3.5 - Cadre biologique
Pour appuyer s'il en était besoin, les
appréhensions des professionnels, un étudiant a
dévoilé une difficulté d'ordre physiologique, identifiant
une corrélation entre la fatigue physique et le déficit
d'attention : « La fatigue accumulée au
départ, (...), joue énormément sur
l'attention. » Arnaud pose alors la question de
l'intérêt de faire suivre le planning des étudiants
à celui des professionnels qui les forment invoquant le statut
particulier des étudiants puisqu'ils sont, effectivement, en situation
d'apprentissage et non en situation de travail.

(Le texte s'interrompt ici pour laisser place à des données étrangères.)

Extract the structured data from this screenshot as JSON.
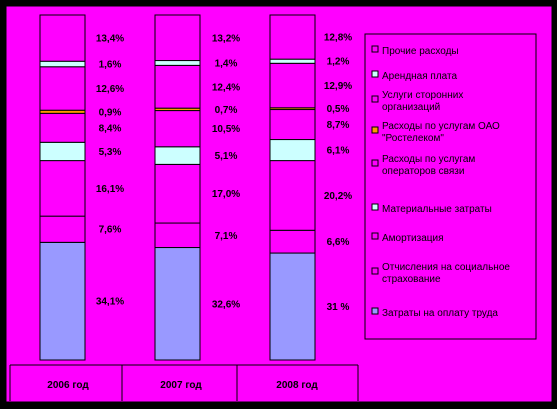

En évoquant ces propos auprès des
professionnels, les réponses ont été vives et critiques
envers cet étudiant, invoquant des « il n'a pas fini de se
plaindre » ou des « de toute façon
maintenant c'est comme ça, ils ne veulent plus faire de
concession » dans un ensemble unanimement réprobateur.
Cependant, en conversant un peu plus longuement, la difficulté
principale évoquée par les professionnels sur leur exercice est
la fatigue. Cette fatigue est volontiers attachée à une
pénibilité du travail, un grand nombre de responsabilités,
une attention constante demandée, une disponibilité de tous les
instants... mais la difficulté des horaires n'est que rarement
évoquée. Ceci est étonnant au sens de remarquable quand on
sait que le travail sur deux horaires complémentaires entraine
assurément ce que pointe Arnaud quand il nous dit
qu' « il n'est pas normal entre 20 et 25 ans de faire une
sieste l'après midi pour récupérer » car
« nous nous levons (...) à des heures différentes
tout le temps. » Il semble s'exercer ici un déni total de
la fatigue pourtant ressentie par tous et ne pouvant résulter, en terme
biologique, d'aucun autre facteur qu'une dette de sommeil effective.
Pour tenter de comprendre ce déni il faut
peut-être analyser le cadre requis pour effectuer ce travail, saisir
pourquoi cette fatigue physique se doit de ne pas être placée au
centre des problèmes, laissant penser qu'il n'est pas convenable d'en
parler. En abordant le sujet avec les professionnels, ils ont d'ailleurs
été, pour la plupart, étonnés d'apprendre qu'ils
n'étaient pas seuls à pratiquer la sieste et que cette pratique
se retrouvait couramment dans leur communauté, comme si ce sujet
était presque tabou en-dehors de la fatigue autorisée suite
à des sorties entre amis ou en famille.
Le fait même qu'un seul des étudiants
interrogé nous ait parlé de cette fatigue physique semble abonder
dans le sens de ce tabou que chaque futur infirmier doit intégrer dans
son habitus professionnel alors même que, justement, la jeunesse de ces
étudiants devrait faciliter la récupération de ces
horaires à contre-sens de l'enseignement du respect des rythmes
biologiques effectués par les infirmiers auprès des patients.